Bernie may have Vader-kidded his way to lower insulin and inhaler prices, but he doens’t have the Force and can’t compel GLP-1 price drops, according to a quite good Bloomberg Law story on the dynamics of price cuts.
Not every well-intentioned GLP-1 story turns out well. This Vox story has trouble dealing with the duality of the GLP-1 narrative: compelling cost-effectiveness data, huge budget impact. Instead, it has policy wonks analyzing clinical data and low-context information about pricing.
The Cleveland Clinic, which has 340B policies that were put through the ringer about a year ago by the Wall Street Journal, is still generating the wrong kind of attention. An Ohio public media group, Ideastream, flagged ongoing abuses of 340B at the Cleveland Clinic, sourced to a solid BRG report on how “rural referral centers” are allowing big hospitals to sneak into the 340B program. But it’s not just Cleveland … the report documents the phenomenon in Boston, Chicago, and Detroit, too.

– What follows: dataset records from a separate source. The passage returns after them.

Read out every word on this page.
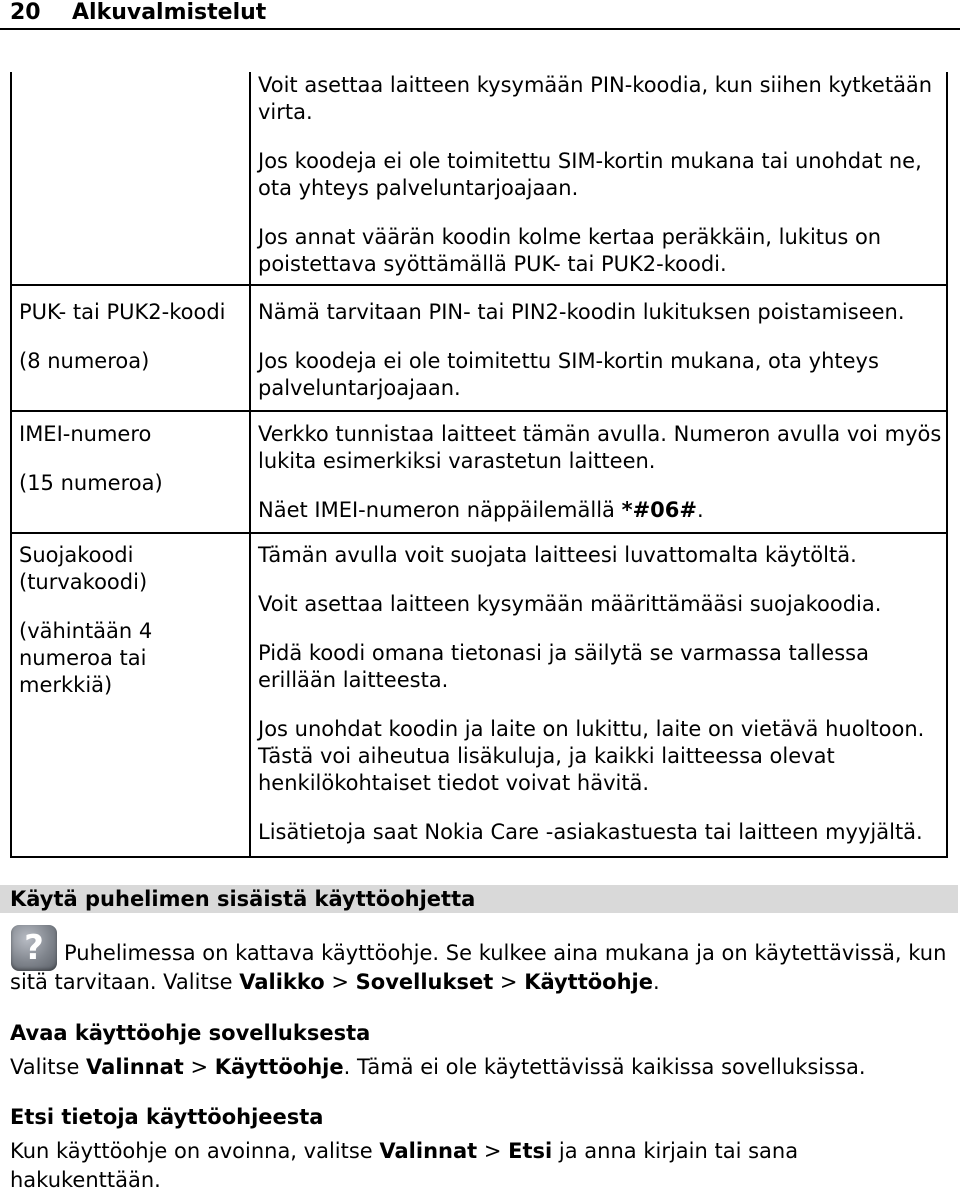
20 Alkuvalmistelut

Voit asettaa laitteen kysymään PIN-koodia, kun siihen kytketään virta.

Jos koodeja ei ole toimitettu SIM-kortin mukana tai unohdat ne, ota yhteys palveluntarjoajaan.

Jos annat väärän koodin kolme kertaa peräkkäin, lukitus on poistettava syöttämällä PUK- tai PUK2-koodi.

PUK- tai PUK2-koodi

(8 numeroa)

Nämä tarvitaan PIN- tai PIN2-koodin lukituksen poistamiseen.

Jos koodeja ei ole toimitettu SIM-kortin mukana, ota yhteys palveluntarjoajaan.

IMEI-numero

(15 numeroa)

Verkko tunnistaa laitteet tämän avulla. Numeron avulla voi myös lukita esimerkiksi varastetun laitteen.

Näet IMEI-numeron näppäilemällä *#06#.

Suojakoodi (turvakoodi)

(vähintään 4 numeroa tai merkkiä)

Tämän avulla voit suojata laitteesi luvattomalta käytöltä.

Voit asettaa laitteen kysymään määrittämääsi suojakoodia.

Pidä koodi omana tietonasi ja säilytä se varmassa tallessa erillään laitteesta.

Jos unohdat koodin ja laite on lukittu, laite on vietävä huoltoon. Tästä voi aiheutua lisäkuluja, ja kaikki laitteessa olevat henkilökohtaiset tiedot voivat hävitä.

Lisätietoja saat Nokia Care -asiakastuesta tai laitteen myyjältä.

Käytä puhelimen sisäistä käyttöohjetta
? Puhelimessa on kattava käyttöohje. Se kulkee aina mukana ja on käytettävissä, kun sitä tarvitaan. Valitse Valikko > Sovellukset > Käyttöohje.
Avaa käyttöohje sovelluksesta
Valitse Valinnat > Käyttöohje. Tämä ei ole käytettävissä kaikissa sovelluksissa.
Etsi tietoja käyttöohjeesta
Kun käyttöohje on avoinna, valitse Valinnat > Etsi ja anna kirjain tai sana hakukenttään.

This Washington Post op-ed suggests that the IRA won’t hurt innovation because the big company targeted by the IRA are not the drivers of approvable new drugs, which largely come from small, unprofitable startups. The piece doesn’t really grapple with the fact that the “drug industry” isn’t just a set of discrete actors, but rather a hugely interconnected ecosystem, but the argument laid out is an important one to understand.
The Alliance for Aging Research cast another vote in support of the EPIC Act, which would fix the IRA’s “9 vs 13” issue, via a Real Clear op-ed.
This sponsored content in Fortune from the head of CVS’ PBM is, um, brave. He goes after Mark Cuban for implementing “a generic sourcing business that is 10 years too late.” The piece then pivots to talk about branded medicines, but — free PR advice — I wouldn’t provoke Cuban if you can avoid it. If you come for the king, you best not miss.
If I can manage, Cost Curve will be off tomorrow. Let’s hope everyone behaves.